Shabazz, the principal of Crane, said she had thought long and hard over the weekend about students who feel disenfranchised and how to reconnect them to school. 

“A lot of our families have experienced unemployment, some have been impacted by the virus itself, and then this — our students’ communities have been impacted by looting and the aftermath of protests. There’s no normal.” 

She came around to the idea of action. 

By midweek, she was planning a virtual student town hall and had tapped some teenage leaders to lead the discussion and recruit their peers. Teachers will be on hand to help steer the conversation. 

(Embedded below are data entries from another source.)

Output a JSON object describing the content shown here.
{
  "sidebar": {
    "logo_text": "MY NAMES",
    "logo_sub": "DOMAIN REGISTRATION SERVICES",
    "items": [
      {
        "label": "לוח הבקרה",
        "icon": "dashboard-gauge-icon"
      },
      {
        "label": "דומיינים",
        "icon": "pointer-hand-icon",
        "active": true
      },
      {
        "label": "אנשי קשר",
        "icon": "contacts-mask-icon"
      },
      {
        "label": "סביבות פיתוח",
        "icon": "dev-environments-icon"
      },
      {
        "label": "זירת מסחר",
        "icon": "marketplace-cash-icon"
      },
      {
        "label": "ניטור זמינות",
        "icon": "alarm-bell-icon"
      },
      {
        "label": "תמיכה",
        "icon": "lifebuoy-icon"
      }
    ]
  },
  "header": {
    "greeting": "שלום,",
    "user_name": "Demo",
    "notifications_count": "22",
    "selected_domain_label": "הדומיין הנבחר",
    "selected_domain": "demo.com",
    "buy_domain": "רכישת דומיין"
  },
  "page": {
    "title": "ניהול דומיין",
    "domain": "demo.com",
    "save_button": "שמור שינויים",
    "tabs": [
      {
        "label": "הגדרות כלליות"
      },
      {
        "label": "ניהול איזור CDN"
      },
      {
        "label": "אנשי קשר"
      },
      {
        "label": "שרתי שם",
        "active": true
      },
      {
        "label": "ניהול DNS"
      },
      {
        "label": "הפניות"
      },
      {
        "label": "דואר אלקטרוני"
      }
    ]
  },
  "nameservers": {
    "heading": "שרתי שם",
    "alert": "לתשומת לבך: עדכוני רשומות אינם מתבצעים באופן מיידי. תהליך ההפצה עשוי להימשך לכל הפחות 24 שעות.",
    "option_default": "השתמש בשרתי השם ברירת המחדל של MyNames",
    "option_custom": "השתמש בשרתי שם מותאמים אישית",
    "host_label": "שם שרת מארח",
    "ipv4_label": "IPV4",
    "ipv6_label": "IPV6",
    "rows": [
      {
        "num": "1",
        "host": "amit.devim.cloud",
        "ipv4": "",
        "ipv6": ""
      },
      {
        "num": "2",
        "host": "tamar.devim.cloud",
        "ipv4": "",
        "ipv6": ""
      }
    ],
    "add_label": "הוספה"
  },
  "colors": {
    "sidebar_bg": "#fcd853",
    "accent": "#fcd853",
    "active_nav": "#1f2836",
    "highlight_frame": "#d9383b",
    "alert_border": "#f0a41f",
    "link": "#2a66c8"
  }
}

“Hopefully it will crystallize to a movement, where we can get young people to take action and have responsibility over what happens next” in elections, community organizing, or other spheres where young people can influence the outcome. “What can you do as a high school student to move these efforts forward so we can get unstuck?” 

The idea of expanding conversations beyond the classroom also stirred Alyssa Rodriguez, a social worker who splits her time between Wilma Rudolph Learning Center on the Near West Side and Rodolfo Lozano Bilingual & International Center in Wicker Park. She said she and other school staff spent Monday calling families from her schools to see how they could help.

“It’s high stress and high tension, but we are still hearing positive moments,” Rodriguez said, including one grandmother’s efforts to find her granddaughter birthday cupcakes despite closed stores. “I’m glad we decided to reach out to families instead of waiting.”

Mila Koumpilova contributed reporting.